Mlliyet Milliyet Blog Milliyet Blog
 
Facebook Connect
Blog Kategorileri
 

22 Aralık '11

 
Kategori
Güncel
 

Uzun gecenin grevi

Uzun gecenin grevi
 

Uluslararası mali danışmanlık şirketi Deloitte'un Aralık ayı içerisinde açıkladığı rapora göre, 36 bin olarak bilinenin aksine Türkiye'de toplam varlıkları 460 milyar doları aşan 273 bin milyoner bulunuyormuş.

Varlıklarını nakde çevirmemiş diğer zenginler bu hesaba dâhil değil.

Devletimizin vergi düzeni bu zenginlerden vergi almıyor.

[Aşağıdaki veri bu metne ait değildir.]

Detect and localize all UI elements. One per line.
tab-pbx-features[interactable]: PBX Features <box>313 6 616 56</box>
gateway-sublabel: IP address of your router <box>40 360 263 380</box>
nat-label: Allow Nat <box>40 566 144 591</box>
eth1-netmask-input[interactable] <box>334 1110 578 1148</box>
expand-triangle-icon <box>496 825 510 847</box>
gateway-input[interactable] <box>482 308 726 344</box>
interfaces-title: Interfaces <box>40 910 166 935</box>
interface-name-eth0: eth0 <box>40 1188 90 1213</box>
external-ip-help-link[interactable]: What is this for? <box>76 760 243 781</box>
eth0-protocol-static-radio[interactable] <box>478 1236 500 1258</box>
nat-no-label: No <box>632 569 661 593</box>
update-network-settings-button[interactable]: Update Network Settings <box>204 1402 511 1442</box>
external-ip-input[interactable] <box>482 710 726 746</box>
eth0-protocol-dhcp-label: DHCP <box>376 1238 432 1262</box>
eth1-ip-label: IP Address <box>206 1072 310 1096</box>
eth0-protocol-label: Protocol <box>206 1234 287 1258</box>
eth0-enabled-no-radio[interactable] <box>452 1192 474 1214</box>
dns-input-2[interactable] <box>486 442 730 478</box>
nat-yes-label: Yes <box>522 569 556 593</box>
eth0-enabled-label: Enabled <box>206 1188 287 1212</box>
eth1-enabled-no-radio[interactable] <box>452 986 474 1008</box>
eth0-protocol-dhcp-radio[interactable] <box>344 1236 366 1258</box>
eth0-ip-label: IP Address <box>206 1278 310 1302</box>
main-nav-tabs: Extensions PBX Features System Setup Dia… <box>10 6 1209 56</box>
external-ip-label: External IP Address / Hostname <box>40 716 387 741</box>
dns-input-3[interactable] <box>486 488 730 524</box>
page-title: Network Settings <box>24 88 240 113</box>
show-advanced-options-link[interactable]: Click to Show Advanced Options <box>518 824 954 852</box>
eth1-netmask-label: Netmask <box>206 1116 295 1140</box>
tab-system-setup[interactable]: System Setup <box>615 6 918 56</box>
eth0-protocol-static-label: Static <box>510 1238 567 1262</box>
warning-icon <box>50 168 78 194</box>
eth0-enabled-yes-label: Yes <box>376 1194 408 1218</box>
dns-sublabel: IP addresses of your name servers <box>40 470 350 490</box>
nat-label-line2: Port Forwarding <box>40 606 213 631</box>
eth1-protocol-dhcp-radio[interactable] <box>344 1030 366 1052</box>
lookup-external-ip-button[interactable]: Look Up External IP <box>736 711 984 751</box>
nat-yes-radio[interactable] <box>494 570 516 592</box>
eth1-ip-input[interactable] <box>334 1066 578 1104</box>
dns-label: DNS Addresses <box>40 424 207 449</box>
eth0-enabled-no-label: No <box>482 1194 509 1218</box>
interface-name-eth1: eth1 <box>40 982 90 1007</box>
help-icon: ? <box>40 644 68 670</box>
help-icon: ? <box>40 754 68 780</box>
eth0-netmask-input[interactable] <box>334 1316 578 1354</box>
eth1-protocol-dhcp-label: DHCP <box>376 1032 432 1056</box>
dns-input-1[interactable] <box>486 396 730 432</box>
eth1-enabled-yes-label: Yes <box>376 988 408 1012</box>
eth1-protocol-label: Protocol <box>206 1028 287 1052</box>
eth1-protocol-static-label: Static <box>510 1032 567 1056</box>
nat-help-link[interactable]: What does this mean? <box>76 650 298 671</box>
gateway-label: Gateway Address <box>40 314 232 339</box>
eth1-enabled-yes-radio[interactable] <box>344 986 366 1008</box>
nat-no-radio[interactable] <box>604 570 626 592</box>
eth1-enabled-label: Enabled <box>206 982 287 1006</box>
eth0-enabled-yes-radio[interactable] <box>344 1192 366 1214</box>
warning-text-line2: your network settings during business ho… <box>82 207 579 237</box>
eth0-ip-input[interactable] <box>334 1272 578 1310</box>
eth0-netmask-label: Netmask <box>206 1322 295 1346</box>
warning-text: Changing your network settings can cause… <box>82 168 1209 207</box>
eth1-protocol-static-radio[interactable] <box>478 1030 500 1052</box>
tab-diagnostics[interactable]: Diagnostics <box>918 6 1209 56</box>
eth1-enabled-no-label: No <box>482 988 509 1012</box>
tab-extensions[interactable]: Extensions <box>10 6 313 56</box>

Ancak adalete değer veren(!) devletimiz, verginin “adil” olmasını sağlamak amacıyla, büyük çoğunluğu yoksulluk sınırı altında yaşayan 74 milyon insanımızdan vergi topluyor.

Öyle ki vergiyi “tabana yayan” devletimiz milyonlarca insana reva görülen 659 TL’lik asgari ücretten bile vergi alıyor.

Ayda 659 TL ücrete talim ettirilen asgari ücretli emekçi, “gelir sahibi” sayılarak   %15 gelir vergisi ödüyor.

Bu adaletsizliği sistematik olarak yaşayan kesim hiç kuşkusuz kamu çalışanlarıdır.

Kamu çalışanlarının “özenle” hazırlanan bordrolarına yansıyan kesintiler, devletin vergi adaletinin aynası gibidir.

Örneğin 1500 TL alan bir kamu çalışanı 23 bin liralık ikinci dilime tabi olduğundan %20 gelir vergisi ödemek zorundadır.

Bu hesaba göre yıllık geliri 23 bin ile 80 bin arasındaki kamu çalışanı ise %27 gibi bir oranda vergi ödemektedir.

Yani kamu çalışanına yıllık yüzde 3–4 gibi refah payı veren devlet, bırakın piyasa zamlarını, enflasyonu,  yılsonu vergi dilimleriyle katlarca fazlasını geri alıyor.

Sakın bu rakamların ve oranların yukarılara çıktıkça zenginleri de kapsadığını düşünmeyin.

Getirilen çeşitli yasal muafiyetlerden dolayı, pek çok zengin asgari ücretli kadar bile vergi ödemez bu “cennet ülkede”.

Ama devletimiz her yıl “vergide adalet” için araştırmalar yaptırır, bilimsel raporlar yayımlar.

Her raporun ardından ise halkın ödeyeceği vergiler, “hem çeşitlenir hem de güncellenir”.

Son 15 yılda devletin üstlenmek zorunda olduğu sağlık, eğitim, güvenlik gibi harcamaların devlete “ağır maliyet”  getirdiği propagandasıyla bütün halkın beynini iğdiş ettiler.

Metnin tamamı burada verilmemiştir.